Im my Saturday-Saturday farm explorations, I have met hundreds of young persons in the undergrowth of Abuja, smoking and sniffing their lives away. At the farm adjacent old Dunamis Church in Area One Abuja; at the farm opposite the National Mosque – Abuja. At the farm opposite Ceddi Plaza- Abuja, etc. One finds them completely soaked in all sorts of substances all day long, milling around doing nothing other than drugs. Those are the poor versions of DMX.

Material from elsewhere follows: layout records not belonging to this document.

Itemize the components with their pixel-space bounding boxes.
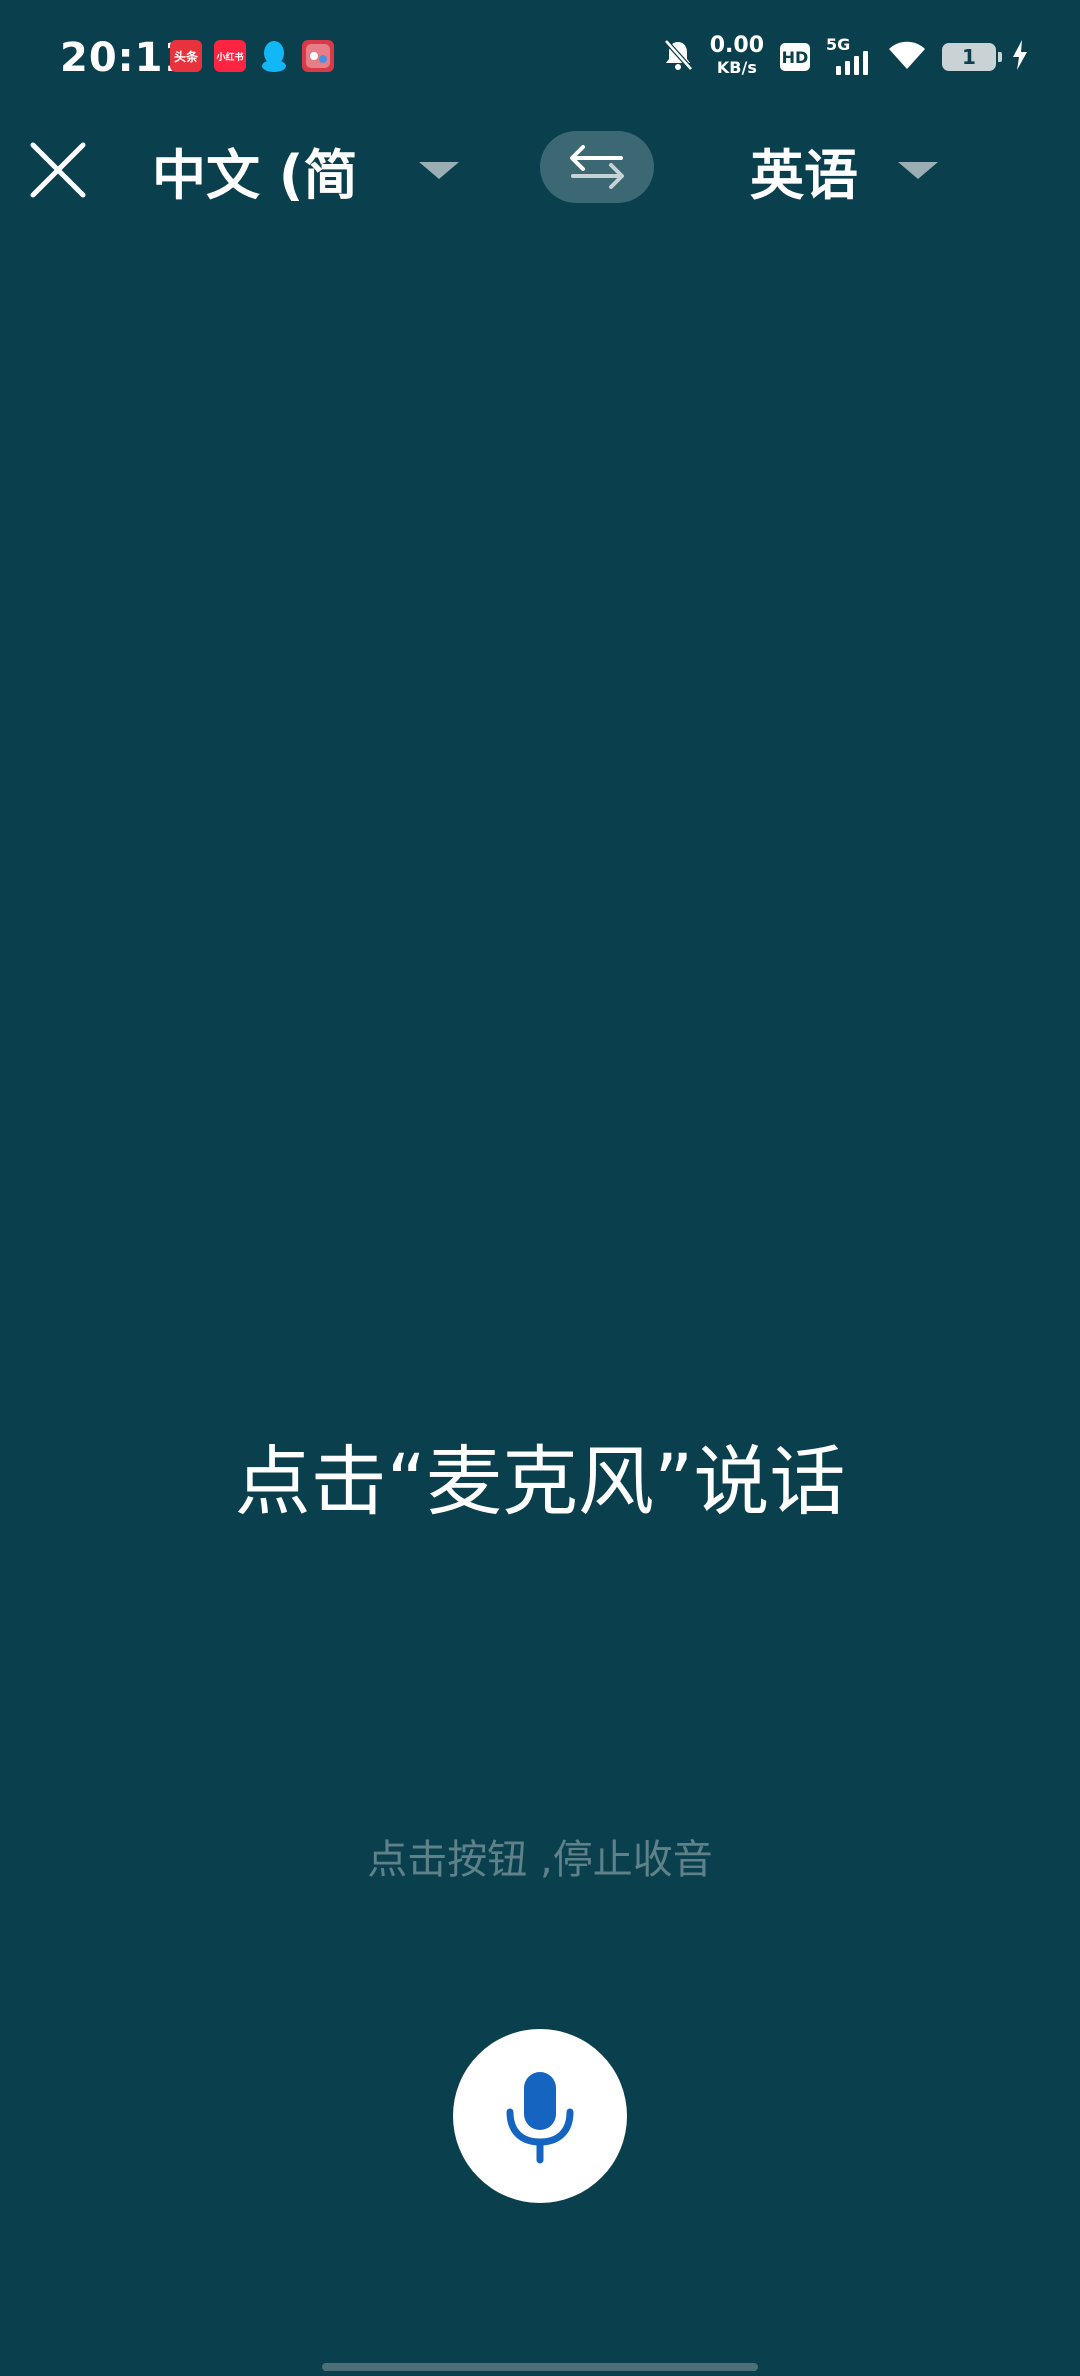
network-speed-unit: KB/s [716, 58, 757, 77]
chevron-down-icon [898, 161, 938, 179]
microphone-icon [506, 2072, 574, 2164]
charging-icon [1012, 40, 1028, 74]
battery-icon: 1 [942, 43, 1002, 71]
game-app-icon [302, 40, 334, 72]
qq-penguin-icon [258, 40, 290, 72]
target-language-label: 英语 [750, 143, 858, 207]
chevron-down-icon [419, 161, 460, 179]
network-speed: 0.00 KB/s [710, 35, 764, 79]
target-language-selector[interactable]: 英语 [750, 120, 938, 220]
home-indicator[interactable] [322, 2363, 758, 2371]
microphone-button[interactable] [453, 2029, 627, 2203]
voice-translation-screen: 20:11 头条 小红书 0.00 KB/s HD 5G 1 中文 (简 英语 … [0, 0, 1080, 2376]
speak-prompt: 点击“麦克风”说话 [234, 1437, 846, 1526]
source-language-label: 中文 (简 [152, 143, 358, 207]
status-bar: 20:11 头条 小红书 0.00 KB/s HD 5G 1 [0, 0, 1080, 110]
battery-level: 1 [962, 45, 976, 69]
cellular-signal-icon: 5G [826, 35, 872, 75]
xiaohongshu-app-icon: 小红书 [214, 40, 246, 72]
wifi-icon [888, 40, 926, 74]
stop-recording-hint: 点击按钮 ,停止收音 [367, 1837, 713, 1883]
network-speed-value: 0.00 [709, 33, 764, 58]
swap-arrows-icon [570, 145, 624, 189]
hd-icon: HD [780, 43, 810, 71]
close-button[interactable] [28, 140, 88, 200]
language-toolbar: 中文 (简 英语 [0, 120, 1080, 220]
swap-languages-button[interactable] [540, 131, 654, 203]
notification-icons: 头条 小红书 [170, 40, 334, 72]
system-icons: 0.00 KB/s HD 5G 1 [662, 32, 1028, 82]
toutiao-app-icon: 头条 [170, 40, 202, 72]
source-language-selector[interactable]: 中文 (简 [152, 120, 460, 220]
close-icon [30, 142, 86, 198]
bell-off-icon [662, 38, 694, 76]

Children of the elite encircle Wuse II every night to get high. Between the hours of 12 midnight and 5.00am, Wuse II is a drug addict’s paradise. I have a couple of friends who have literally been reduced to nothing as a result. Sons and daughters of senators, former senators, ministers, traditional rulers, former ministers, etc., compete among themselves to indulge. Funny enough, these are mostly kids, whose parents leveraged on their connections in society to place them in high-flying careers within the public sector and whose careers are suffering as a result.
Manpower needs of Boko Haram and other violent insurgent groups are met and sustained by the power of drugs. By a whiff, a young person can forget his sorrows and cling to guns for pleasure. Drug addiction ruins young people, which in turn ruins the society.
As we mourn DMX, let us take the moment to reflect on our individual roles in creating a generation of drug addicts. As parents, how are we keeping eyes on our children? As Pastors, how are we using the pulpit to disseminate preachments against drug abuse? As elites, what are we doing to help keep our children off drugs? As government officials, how can we stem the scourge?
In the end, the success or failure of society is the sum total of our individual successes and failures. We need to each own the fight and stop drugs from making a DMX out of every child. Let us begin from our children. And our neighbors. And our friends.
***Celestine Mel BSc. Calabar, MBA UK, ACIS, ACIBN, MCP is a chartered banker and public affairs enthusiast. He writes from Abuja – FCT.